Christmas & New Year

In this story we present some old Dutch Christmas and New Year traditions in the way they are remembered by Han Tiggelaar. Most of these traditions have faded away in many places and survived only in a few districts.

One of them is playing the rommelpot (a self-made primitive traditional music instrument that creates a characteristic sound. In catholic areas it is called a foekepot).

Frans_Hals_ The Rommelpot players

Frans Hals, The rommelpot player (Antwerpen 1583 – Haarlem 1666).

The other is making a “donderbus”, but most people do not know about it anymore.
A small Rommelpot

The time of rest and silence

This period started in old days on the 5th evening of December (today the 4th Sunday before Christmas) and ended on the 6th of January, the day of the returning light (sun). In some districts at sundown people still blow, in this period, the “midwinter” horn to let people hear the day gets longer again. There are still three types of this karnik (winter-horn).


Learning to blow in a village (a village exam).


Dutch Sinterklaas is very special as he arrives in the Netherlands in November and disappears… on the 6th of December. Why is that and what  he is doing while he stays in the Netherlands one can read in a special story Santa Claus.

 Christmas – the “holy” evening

The Dutch have their moments of joy and gifts on the evening before the St. Nicolaus day. A traditional Christmas Eve is totally different. At this moment they experience solemn quite holy hours. The candles are burning on the Christmas tree, the old stories are read aloud by a few members of the family, old songs are sung and the Dutch go to their churches and sing their psalms and Christmas songs. Their society comes to a standstill, rest and quietness is ruling.
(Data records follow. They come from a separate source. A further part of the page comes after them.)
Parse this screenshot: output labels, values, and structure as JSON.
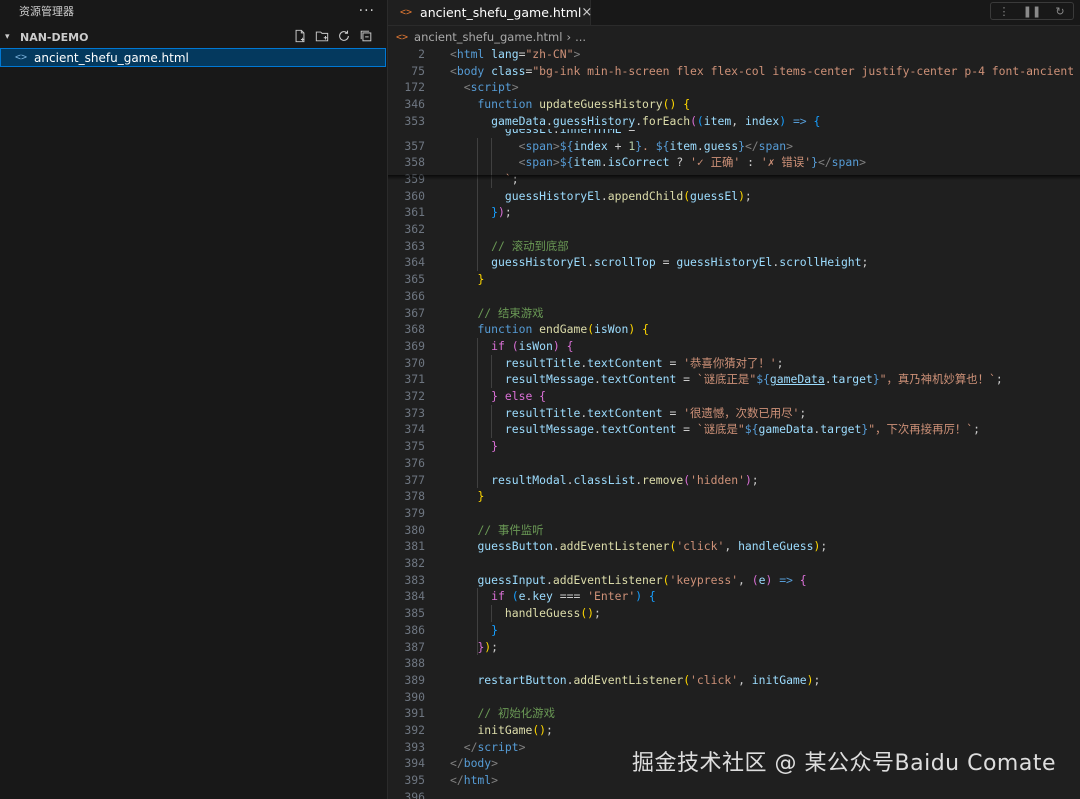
{
  "sidebar": {
    "title": "资源管理器",
    "more": "···",
    "section": "NAN-DEMO",
    "file": "ancient_shefu_game.html",
    "file_icon": "<>"
  },
  "tab": {
    "label": "ancient_shefu_game.html",
    "icon": "<>",
    "close": "×"
  },
  "breadcrumb": {
    "file": "ancient_shefu_game.html",
    "sep": "›",
    "rest": "..."
  },
  "sticky_lines": [
    {
      "n": "2",
      "html": "<span class=\"p\">&lt;</span><span class=\"k\">html</span> <span class=\"a\">lang</span>=<span class=\"s\">\"zh-CN\"</span><span class=\"p\">&gt;</span>"
    },
    {
      "n": "75",
      "html": "<span class=\"p\">&lt;</span><span class=\"k\">body</span> <span class=\"a\">class</span>=<span class=\"s\">\"bg-ink min-h-screen flex flex-col items-center justify-center p-4 font-ancient te</span>"
    },
    {
      "n": "172",
      "html": "  <span class=\"p\">&lt;</span><span class=\"k\">script</span><span class=\"p\">&gt;</span>"
    },
    {
      "n": "346",
      "html": "    <span class=\"k\">function</span> <span class=\"f\">updateGuessHistory</span><span class=\"y\">()</span> <span class=\"y\">{</span>"
    },
    {
      "n": "353",
      "html": "      <span class=\"a\">gameData</span>.<span class=\"a\">guessHistory</span>.<span class=\"f\">forEach</span><span class=\"m\">(</span><span class=\"b\">(</span><span class=\"a\">item</span>, <span class=\"a\">index</span><span class=\"b\">)</span> <span class=\"k\">=&gt;</span> <span class=\"b\">{</span>"
    }
  ],
  "code_lines": [
    {
      "n": "357",
      "html": "          <span class=\"p\">&lt;</span><span class=\"k\">span</span><span class=\"p\">&gt;</span><span class=\"k\">${</span><span class=\"a\">index</span> + <span class=\"n\">1</span><span class=\"k\">}</span><span class=\"s\">. </span><span class=\"k\">${</span><span class=\"a\">item</span>.<span class=\"a\">guess</span><span class=\"k\">}</span><span class=\"p\">&lt;/</span><span class=\"k\">span</span><span class=\"p\">&gt;</span>"
    },
    {
      "n": "358",
      "html": "          <span class=\"p\">&lt;</span><span class=\"k\">span</span><span class=\"p\">&gt;</span><span class=\"k\">${</span><span class=\"a\">item</span>.<span class=\"a\">isCorrect</span> ? <span class=\"s\">'✓ 正确'</span> : <span class=\"s\">'✗ 错误'</span><span class=\"k\">}</span><span class=\"p\">&lt;/</span><span class=\"k\">span</span><span class=\"p\">&gt;</span>"
    },
    {
      "n": "359",
      "html": "        <span class=\"s\">`</span>;"
    },
    {
      "n": "360",
      "html": "        <span class=\"a\">guessHistoryEl</span>.<span class=\"f\">appendChild</span><span class=\"y\">(</span><span class=\"a\">guessEl</span><span class=\"y\">)</span>;"
    },
    {
      "n": "361",
      "html": "      <span class=\"b\">}</span><span class=\"m\">)</span>;"
    },
    {
      "n": "362",
      "html": ""
    },
    {
      "n": "363",
      "html": "      <span class=\"c\">// 滚动到底部</span>"
    },
    {
      "n": "364",
      "html": "      <span class=\"a\">guessHistoryEl</span>.<span class=\"a\">scrollTop</span> = <span class=\"a\">guessHistoryEl</span>.<span class=\"a\">scrollHeight</span>;"
    },
    {
      "n": "365",
      "html": "    <span class=\"y\">}</span>"
    },
    {
      "n": "366",
      "html": ""
    },
    {
      "n": "367",
      "html": "    <span class=\"c\">// 结束游戏</span>"
    },
    {
      "n": "368",
      "html": "    <span class=\"k\">function</span> <span class=\"f\">endGame</span><span class=\"y\">(</span><span class=\"a\">isWon</span><span class=\"y\">)</span> <span class=\"y\">{</span>"
    },
    {
      "n": "369",
      "html": "      <span class=\"m\">if</span> <span class=\"m\">(</span><span class=\"a\">isWon</span><span class=\"m\">)</span> <span class=\"m\">{</span>"
    },
    {
      "n": "370",
      "html": "        <span class=\"a\">resultTitle</span>.<span class=\"a\">textContent</span> = <span class=\"s\">'恭喜你猜对了！'</span>;"
    },
    {
      "n": "371",
      "html": "        <span class=\"a\">resultMessage</span>.<span class=\"a\">textContent</span> = <span class=\"s\">`谜底正是\"</span><span class=\"k\">${</span><span class=\"a u\">gameData</span>.<span class=\"a\">target</span><span class=\"k\">}</span><span class=\"s\">\"，真乃神机妙算也！`</span>;"
    },
    {
      "n": "372",
      "html": "      <span class=\"m\">}</span> <span class=\"m\">else</span> <span class=\"m\">{</span>"
    },
    {
      "n": "373",
      "html": "        <span class=\"a\">resultTitle</span>.<span class=\"a\">textContent</span> = <span class=\"s\">'很遗憾，次数已用尽'</span>;"
    },
    {
      "n": "374",
      "html": "        <span class=\"a\">resultMessage</span>.<span class=\"a\">textContent</span> = <span class=\"s\">`谜底是\"</span><span class=\"k\">${</span><span class=\"a\">gameData</span>.<span class=\"a\">target</span><span class=\"k\">}</span><span class=\"s\">\"，下次再接再厉！`</span>;"
    },
    {
      "n": "375",
      "html": "      <span class=\"m\">}</span>"
    },
    {
      "n": "376",
      "html": ""
    },
    {
      "n": "377",
      "html": "      <span class=\"a\">resultModal</span>.<span class=\"a\">classList</span>.<span class=\"f\">remove</span><span class=\"m\">(</span><span class=\"s\">'hidden'</span><span class=\"m\">)</span>;"
    },
    {
      "n": "378",
      "html": "    <span class=\"y\">}</span>"
    },
    {
      "n": "379",
      "html": ""
    },
    {
      "n": "380",
      "html": "    <span class=\"c\">// 事件监听</span>"
    },
    {
      "n": "381",
      "html": "    <span class=\"a\">guessButton</span>.<span class=\"f\">addEventListener</span><span class=\"y\">(</span><span class=\"s\">'click'</span>, <span class=\"a\">handleGuess</span><span class=\"y\">)</span>;"
    },
    {
      "n": "382",
      "html": ""
    },
    {
      "n": "383",
      "html": "    <span class=\"a\">guessInput</span>.<span class=\"f\">addEventListener</span><span class=\"y\">(</span><span class=\"s\">'keypress'</span>, <span class=\"m\">(</span><span class=\"a\">e</span><span class=\"m\">)</span> <span class=\"k\">=&gt;</span> <span class=\"m\">{</span>"
    },
    {
      "n": "384",
      "html": "      <span class=\"m\">if</span> <span class=\"b\">(</span><span class=\"a\">e</span>.<span class=\"a\">key</span> === <span class=\"s\">'Enter'</span><span class=\"b\">)</span> <span class=\"b\">{</span>"
    },
    {
      "n": "385",
      "html": "        <span class=\"f\">handleGuess</span><span class=\"y\">()</span>;"
    },
    {
      "n": "386",
      "html": "      <span class=\"b\">}</span>"
    },
    {
      "n": "387",
      "html": "    <span class=\"m\">}</span><span class=\"y\">)</span>;"
    },
    {
      "n": "388",
      "html": ""
    },
    {
      "n": "389",
      "html": "    <span class=\"a\">restartButton</span>.<span class=\"f\">addEventListener</span><span class=\"y\">(</span><span class=\"s\">'click'</span>, <span class=\"a\">initGame</span><span class=\"y\">)</span>;"
    },
    {
      "n": "390",
      "html": ""
    },
    {
      "n": "391",
      "html": "    <span class=\"c\">// 初始化游戏</span>"
    },
    {
      "n": "392",
      "html": "    <span class=\"f\">initGame</span><span class=\"y\">()</span>;"
    },
    {
      "n": "393",
      "html": "  <span class=\"p\">&lt;/</span><span class=\"k\">script</span><span class=\"p\">&gt;</span>"
    },
    {
      "n": "394",
      "html": "<span class=\"p\">&lt;/</span><span class=\"k\">body</span><span class=\"p\">&gt;</span>"
    },
    {
      "n": "395",
      "html": "<span class=\"p\">&lt;/</span><span class=\"k\">html</span><span class=\"p\">&gt;</span>"
    },
    {
      "n": "396",
      "html": ""
    }
  ],
  "watermark": "掘金技术社区 @ 某公众号Baidu Comate"
}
These are the days of peace to them, the days they spend with their families. Married people used to visit their parents in two days: one day – for one family and the second one – for the other, with a good friend or just as a family. A soft tear is dropped down on the reflection of the sad moments of the passing year and after that a smile comes for the good things and for the hopes of the next year. Above all, if it is a rare white Christmas, families walk in the dark to enjoy the snow and in their concerthalls and churches they sing:
Silent Night & be welcome & a little child is born & Gloria in excelsis DeoHonour to God so high, peache on Earth & Come all togetherNight in Bethlehem, etc.

 The “good” evenings

Then the time of reflection comes. The last work is done to the house and the stables, the last trees are trimmed, the last blocks of wood are cut and piled up, the year gets done, “the books are closed”. It is a leftover of making the ancient god Wodan happy when he comes, riding on his 8-legged horse Sleipner in the air, to inspect (with his two birds) how people are handling their “gifts of the gods” (house, family, cattle and fields). Many visits are made in the “long” evenings. Friends and family members are visited or come to visit. The speed of life greatly slows down. The amateur clubs have their evenings to show proudly gymnastics, music, dances and other abilities they have learned in the recent years.

New Year’s eve

In the past children walked along the houses with their “rommelpots”, singing songs at the house doors. They were rewarded by little coins and sweeties (a symbolic way of showing that something is important). The coins were used to buy little fireworks. (Older people made the heavier “donderbussen”, using carbide and old milk containers for that). Late in that evening people got together on a small road crossing or small village squire, bringing their Christmas trees and putting them in a pile. They started singing and at 24:00 the trees and the fireworks were lit. The noise, the smoke and the fire are supposed (according to old belief) to scare bad gods and powers and keep them away from the new born year.

New Year’s Day

On New Year’s Day everyone brings good wishes to everyone. Gifts are given to little children and (poor) strangers.